SIM-Swap Attacks Explained
A SIM-swap attack is when a criminal convinces your mobile carrier to move your phone number onto a SIM card they control. Once they have your number, they receive your calls and texts — including the SMS security codes that protect your email and crypto accounts. This guide explains the attack and the concrete steps that shut it down.
The 20-second version
Your phone number is a weak link. If an attacker can take it over, SMS two-factor codes protect nothing. The fixes: use an authenticator app or hardware key instead of SMS, add a carrier PIN or port-freeze, and never store crypto behind SMS-only security.
What a SIM swap is
Carriers can transfer your number to a new SIM when you legitimately upgrade your phone. SIM-swap fraudsters abuse that process. Using personal details gathered from data breaches, phishing, or social media, they impersonate you and persuade the carrier — or a bribed insider — to port your number to their SIM.
The moment the swap completes, your phone loses service and the attacker's phone starts receiving your texts and calls. They then trigger 'forgot password' and SMS-code flows on your accounts. Crypto users have lost significant sums this way because so many exchanges and email providers still default to SMS verification.
Warning signs and how it unfolds
- Your phone suddenly shows 'No Service' or 'SOS only' for no reason.
- You stop receiving calls and texts unexpectedly.
- You get emails about password resets or logins you didn't start.
- You're locked out of email, then exchange or wallet accounts in quick succession.
Minutes matter
If your phone loses service unexpectedly, treat it as an emergency. Contact your carrier from another phone immediately and lock down your most important accounts (email first) before the attacker reaches your crypto.
How to protect yourself
- Replace SMS two-factor with an authenticator app (TOTP) or, better, a hardware security key on every account that supports it.
- Ask your carrier to add a port-out PIN or number-lock/port-freeze to your account.

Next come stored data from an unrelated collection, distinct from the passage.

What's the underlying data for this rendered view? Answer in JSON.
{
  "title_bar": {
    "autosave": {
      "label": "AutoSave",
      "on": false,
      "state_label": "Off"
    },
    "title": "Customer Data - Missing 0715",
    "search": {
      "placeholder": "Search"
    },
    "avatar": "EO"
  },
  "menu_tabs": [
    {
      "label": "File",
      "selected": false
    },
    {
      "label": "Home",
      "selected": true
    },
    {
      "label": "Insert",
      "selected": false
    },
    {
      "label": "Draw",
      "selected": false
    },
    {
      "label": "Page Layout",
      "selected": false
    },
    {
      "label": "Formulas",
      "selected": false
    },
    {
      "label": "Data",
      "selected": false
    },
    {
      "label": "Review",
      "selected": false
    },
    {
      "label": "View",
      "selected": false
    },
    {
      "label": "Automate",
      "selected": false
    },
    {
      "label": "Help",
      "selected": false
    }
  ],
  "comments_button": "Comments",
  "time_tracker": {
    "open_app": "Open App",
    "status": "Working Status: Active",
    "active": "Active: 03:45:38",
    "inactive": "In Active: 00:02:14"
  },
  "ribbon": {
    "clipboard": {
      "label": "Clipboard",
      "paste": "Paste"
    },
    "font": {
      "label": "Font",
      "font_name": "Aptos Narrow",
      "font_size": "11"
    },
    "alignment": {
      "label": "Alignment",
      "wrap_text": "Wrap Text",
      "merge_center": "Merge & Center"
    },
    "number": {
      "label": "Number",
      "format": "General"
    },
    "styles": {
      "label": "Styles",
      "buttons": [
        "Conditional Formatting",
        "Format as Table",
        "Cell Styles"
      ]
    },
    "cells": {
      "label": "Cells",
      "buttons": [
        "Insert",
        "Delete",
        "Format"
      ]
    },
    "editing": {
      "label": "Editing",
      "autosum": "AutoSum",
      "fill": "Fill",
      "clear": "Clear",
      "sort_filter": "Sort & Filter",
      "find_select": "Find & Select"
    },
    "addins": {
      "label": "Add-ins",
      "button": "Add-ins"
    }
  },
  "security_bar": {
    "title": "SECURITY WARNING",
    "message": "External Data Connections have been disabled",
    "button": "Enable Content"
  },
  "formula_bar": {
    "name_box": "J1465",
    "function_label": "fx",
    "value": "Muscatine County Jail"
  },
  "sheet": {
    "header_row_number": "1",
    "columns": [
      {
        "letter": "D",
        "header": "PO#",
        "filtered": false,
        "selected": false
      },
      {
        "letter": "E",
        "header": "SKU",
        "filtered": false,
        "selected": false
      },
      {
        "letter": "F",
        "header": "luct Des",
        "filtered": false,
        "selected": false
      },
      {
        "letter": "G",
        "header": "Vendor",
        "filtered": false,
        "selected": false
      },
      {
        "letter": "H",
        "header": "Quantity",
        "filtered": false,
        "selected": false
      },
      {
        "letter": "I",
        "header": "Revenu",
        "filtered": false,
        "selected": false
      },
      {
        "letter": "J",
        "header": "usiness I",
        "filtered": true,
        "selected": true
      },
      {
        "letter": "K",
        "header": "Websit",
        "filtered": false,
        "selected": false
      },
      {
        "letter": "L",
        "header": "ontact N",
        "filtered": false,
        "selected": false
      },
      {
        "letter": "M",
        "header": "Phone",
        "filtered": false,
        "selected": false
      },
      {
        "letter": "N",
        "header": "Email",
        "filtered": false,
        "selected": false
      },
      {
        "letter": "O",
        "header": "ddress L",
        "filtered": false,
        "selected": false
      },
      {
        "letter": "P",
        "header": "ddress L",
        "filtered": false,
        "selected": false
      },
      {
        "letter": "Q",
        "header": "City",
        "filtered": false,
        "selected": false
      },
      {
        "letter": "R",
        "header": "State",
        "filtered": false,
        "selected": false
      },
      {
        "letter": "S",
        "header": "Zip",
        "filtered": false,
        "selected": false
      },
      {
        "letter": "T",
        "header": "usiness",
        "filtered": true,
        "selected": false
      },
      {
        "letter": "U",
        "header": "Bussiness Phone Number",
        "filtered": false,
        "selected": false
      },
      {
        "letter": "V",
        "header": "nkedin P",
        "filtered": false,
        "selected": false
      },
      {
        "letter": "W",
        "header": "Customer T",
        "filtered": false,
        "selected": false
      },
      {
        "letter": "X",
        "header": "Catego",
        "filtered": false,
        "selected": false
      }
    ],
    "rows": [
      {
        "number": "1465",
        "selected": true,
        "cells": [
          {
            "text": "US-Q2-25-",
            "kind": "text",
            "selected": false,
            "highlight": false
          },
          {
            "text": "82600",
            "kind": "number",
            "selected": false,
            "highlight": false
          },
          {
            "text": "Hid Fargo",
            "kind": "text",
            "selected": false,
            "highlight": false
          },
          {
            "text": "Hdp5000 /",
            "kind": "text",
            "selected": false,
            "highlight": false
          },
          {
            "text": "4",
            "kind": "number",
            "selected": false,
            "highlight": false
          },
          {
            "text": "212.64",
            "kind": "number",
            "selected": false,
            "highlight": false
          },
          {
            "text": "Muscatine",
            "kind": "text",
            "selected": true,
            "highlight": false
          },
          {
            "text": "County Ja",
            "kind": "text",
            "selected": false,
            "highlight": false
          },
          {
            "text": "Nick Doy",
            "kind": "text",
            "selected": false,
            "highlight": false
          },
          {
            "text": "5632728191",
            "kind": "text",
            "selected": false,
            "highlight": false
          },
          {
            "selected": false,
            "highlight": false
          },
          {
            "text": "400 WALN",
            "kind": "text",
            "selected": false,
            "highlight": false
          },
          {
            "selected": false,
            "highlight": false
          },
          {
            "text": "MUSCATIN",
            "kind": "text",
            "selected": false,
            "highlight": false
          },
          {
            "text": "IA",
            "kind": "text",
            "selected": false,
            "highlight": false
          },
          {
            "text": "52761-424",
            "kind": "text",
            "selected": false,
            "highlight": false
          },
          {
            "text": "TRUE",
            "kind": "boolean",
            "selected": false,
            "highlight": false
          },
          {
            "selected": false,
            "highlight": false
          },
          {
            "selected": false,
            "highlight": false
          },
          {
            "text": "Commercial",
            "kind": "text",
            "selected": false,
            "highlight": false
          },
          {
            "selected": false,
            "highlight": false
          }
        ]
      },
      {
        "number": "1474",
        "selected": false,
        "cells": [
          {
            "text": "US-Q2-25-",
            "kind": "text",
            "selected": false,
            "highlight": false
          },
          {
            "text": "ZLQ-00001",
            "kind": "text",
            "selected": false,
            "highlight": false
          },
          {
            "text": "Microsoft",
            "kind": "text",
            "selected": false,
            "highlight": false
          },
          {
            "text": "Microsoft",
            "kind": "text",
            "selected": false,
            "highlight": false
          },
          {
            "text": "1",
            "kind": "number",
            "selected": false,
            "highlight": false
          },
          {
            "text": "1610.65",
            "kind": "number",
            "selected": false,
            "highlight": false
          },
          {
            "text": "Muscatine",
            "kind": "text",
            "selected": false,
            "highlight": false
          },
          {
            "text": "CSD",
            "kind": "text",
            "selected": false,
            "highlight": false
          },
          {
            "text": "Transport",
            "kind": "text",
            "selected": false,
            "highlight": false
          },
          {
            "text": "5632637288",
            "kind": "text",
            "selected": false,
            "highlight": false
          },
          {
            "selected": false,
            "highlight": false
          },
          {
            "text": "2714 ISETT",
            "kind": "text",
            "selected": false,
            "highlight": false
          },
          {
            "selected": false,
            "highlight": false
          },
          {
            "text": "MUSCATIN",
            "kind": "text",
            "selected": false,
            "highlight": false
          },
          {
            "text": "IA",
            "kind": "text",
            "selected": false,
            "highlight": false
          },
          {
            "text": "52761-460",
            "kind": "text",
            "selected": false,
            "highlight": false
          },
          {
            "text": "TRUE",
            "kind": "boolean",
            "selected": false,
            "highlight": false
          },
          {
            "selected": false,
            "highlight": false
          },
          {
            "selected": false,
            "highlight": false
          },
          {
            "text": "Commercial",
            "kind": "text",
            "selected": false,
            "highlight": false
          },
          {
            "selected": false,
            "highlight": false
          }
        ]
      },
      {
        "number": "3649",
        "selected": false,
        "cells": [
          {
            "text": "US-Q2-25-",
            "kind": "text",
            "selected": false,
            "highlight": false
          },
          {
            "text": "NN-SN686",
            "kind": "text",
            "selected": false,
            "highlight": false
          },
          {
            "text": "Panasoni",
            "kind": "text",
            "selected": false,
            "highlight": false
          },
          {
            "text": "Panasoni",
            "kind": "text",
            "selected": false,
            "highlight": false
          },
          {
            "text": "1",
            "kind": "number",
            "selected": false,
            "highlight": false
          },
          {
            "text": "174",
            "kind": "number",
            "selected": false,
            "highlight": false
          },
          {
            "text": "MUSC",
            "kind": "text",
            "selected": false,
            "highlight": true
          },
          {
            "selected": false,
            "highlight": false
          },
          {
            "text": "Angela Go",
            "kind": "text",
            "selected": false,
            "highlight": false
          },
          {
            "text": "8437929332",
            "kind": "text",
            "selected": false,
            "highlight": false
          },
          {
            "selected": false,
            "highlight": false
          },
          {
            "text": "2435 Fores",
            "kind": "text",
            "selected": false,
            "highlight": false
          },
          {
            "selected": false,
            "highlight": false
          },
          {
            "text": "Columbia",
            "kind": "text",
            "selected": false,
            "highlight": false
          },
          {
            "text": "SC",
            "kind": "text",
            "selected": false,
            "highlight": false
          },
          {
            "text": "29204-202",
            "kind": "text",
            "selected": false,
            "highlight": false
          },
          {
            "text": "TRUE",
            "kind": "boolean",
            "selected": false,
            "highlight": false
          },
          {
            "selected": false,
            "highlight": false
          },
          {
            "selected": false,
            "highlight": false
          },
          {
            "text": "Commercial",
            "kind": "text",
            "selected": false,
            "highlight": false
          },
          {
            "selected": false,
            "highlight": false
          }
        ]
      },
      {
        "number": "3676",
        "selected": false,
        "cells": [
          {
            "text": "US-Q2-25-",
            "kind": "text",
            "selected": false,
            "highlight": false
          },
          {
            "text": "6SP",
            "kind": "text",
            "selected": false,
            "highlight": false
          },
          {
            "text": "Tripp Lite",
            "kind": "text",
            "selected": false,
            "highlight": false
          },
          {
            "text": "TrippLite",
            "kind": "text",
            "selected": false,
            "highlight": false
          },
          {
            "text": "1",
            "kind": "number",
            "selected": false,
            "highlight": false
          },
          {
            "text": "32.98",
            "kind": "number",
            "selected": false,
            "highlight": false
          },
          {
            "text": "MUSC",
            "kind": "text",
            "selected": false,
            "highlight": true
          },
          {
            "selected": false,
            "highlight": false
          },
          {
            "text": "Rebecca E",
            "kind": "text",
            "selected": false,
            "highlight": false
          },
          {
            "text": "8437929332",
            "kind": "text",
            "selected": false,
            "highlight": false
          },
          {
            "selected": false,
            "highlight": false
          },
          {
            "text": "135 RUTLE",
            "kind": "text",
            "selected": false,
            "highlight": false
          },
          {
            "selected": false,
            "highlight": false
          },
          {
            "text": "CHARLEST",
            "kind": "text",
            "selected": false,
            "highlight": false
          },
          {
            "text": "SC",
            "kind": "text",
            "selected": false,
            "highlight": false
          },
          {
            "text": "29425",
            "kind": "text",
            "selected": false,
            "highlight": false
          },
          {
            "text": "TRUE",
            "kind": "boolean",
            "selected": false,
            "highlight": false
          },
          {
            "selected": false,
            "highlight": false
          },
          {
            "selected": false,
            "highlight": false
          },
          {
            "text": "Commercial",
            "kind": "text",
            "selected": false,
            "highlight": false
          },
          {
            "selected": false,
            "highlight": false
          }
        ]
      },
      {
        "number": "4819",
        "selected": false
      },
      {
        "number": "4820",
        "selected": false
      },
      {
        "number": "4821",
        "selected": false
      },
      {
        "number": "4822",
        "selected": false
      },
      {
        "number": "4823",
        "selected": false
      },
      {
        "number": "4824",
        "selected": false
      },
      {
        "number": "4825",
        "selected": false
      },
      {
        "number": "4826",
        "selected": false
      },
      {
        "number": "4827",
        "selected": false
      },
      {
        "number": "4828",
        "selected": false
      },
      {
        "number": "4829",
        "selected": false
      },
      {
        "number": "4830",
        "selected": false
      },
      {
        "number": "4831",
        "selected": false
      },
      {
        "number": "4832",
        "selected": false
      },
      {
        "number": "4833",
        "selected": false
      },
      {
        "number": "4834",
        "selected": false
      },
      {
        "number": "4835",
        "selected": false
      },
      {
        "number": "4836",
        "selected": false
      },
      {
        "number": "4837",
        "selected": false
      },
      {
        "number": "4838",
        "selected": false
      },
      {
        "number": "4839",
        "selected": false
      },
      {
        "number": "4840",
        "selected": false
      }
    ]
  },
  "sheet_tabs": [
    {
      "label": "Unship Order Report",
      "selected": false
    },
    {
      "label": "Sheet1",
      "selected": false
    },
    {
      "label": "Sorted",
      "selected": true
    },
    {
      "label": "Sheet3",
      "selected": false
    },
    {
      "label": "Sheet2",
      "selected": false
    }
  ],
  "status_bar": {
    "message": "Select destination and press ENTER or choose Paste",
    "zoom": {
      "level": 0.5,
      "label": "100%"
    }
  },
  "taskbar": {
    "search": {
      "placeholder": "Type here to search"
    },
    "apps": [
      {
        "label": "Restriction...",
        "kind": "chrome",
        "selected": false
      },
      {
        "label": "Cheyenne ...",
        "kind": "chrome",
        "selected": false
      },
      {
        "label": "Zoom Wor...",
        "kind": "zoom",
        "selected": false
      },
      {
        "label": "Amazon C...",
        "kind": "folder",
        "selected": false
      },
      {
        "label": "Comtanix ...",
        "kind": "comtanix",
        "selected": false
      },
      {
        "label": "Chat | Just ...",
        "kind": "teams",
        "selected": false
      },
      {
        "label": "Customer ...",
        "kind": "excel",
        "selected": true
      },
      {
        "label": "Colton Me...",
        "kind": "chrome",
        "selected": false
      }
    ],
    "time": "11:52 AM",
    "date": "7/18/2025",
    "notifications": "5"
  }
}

- Remove your phone number as a recovery method where you can; use an authenticator or backup codes instead.
- Lock down the email tied to your crypto accounts most of all — it's the master key to everything else.
- Keep long-term crypto in self-custody on a hardware wallet, so an account takeover alone can't move your funds.
Self-custody means no carrier and no SMS code stands between you and your coins. A hardware wallet like the Ledger Nano X keeps keys offline — read our review first.
If you're hit
- Call your carrier from another line to reverse the swap and re-secure the account.
- Reset passwords from a clean device, starting with email, then exchanges and wallets.
- Move exchange funds to self-custody and revoke active sessions and API keys.
- Report it to your carrier and the relevant authorities; preserve evidence for any claim.
Reduce your exposure now
The less personal data is floating around, the harder you are to impersonate. Limit what you share publicly, and never confirm account details to inbound callers. See how to avoid crypto scams.
Key takeaways
- A SIM swap hijacks your number to intercept SMS codes and reset passwords.
- Stop relying on SMS two-factor; use an authenticator app or hardware key.
- Add a carrier port-out PIN and secure your email above all else.
- Self-custody keeps your crypto out of reach of an account takeover.
Frequently asked questions
Is SMS two-factor better than nothing?
It's better than no second factor, but it's the weakest option because of SIM swapping. Move to an authenticator app or hardware key wherever possible, especially for crypto and email.
Can a SIM swap drain a hardware wallet?
Not directly. Your hardware wallet keys never touch your phone number. The risk is to accounts protected by SMS, like exchanges, which is why self-custody adds real protection.
How do attackers know my number and details?
Usually from data breaches, phishing, and oversharing on social media. Minimising your public footprint makes you a harder target.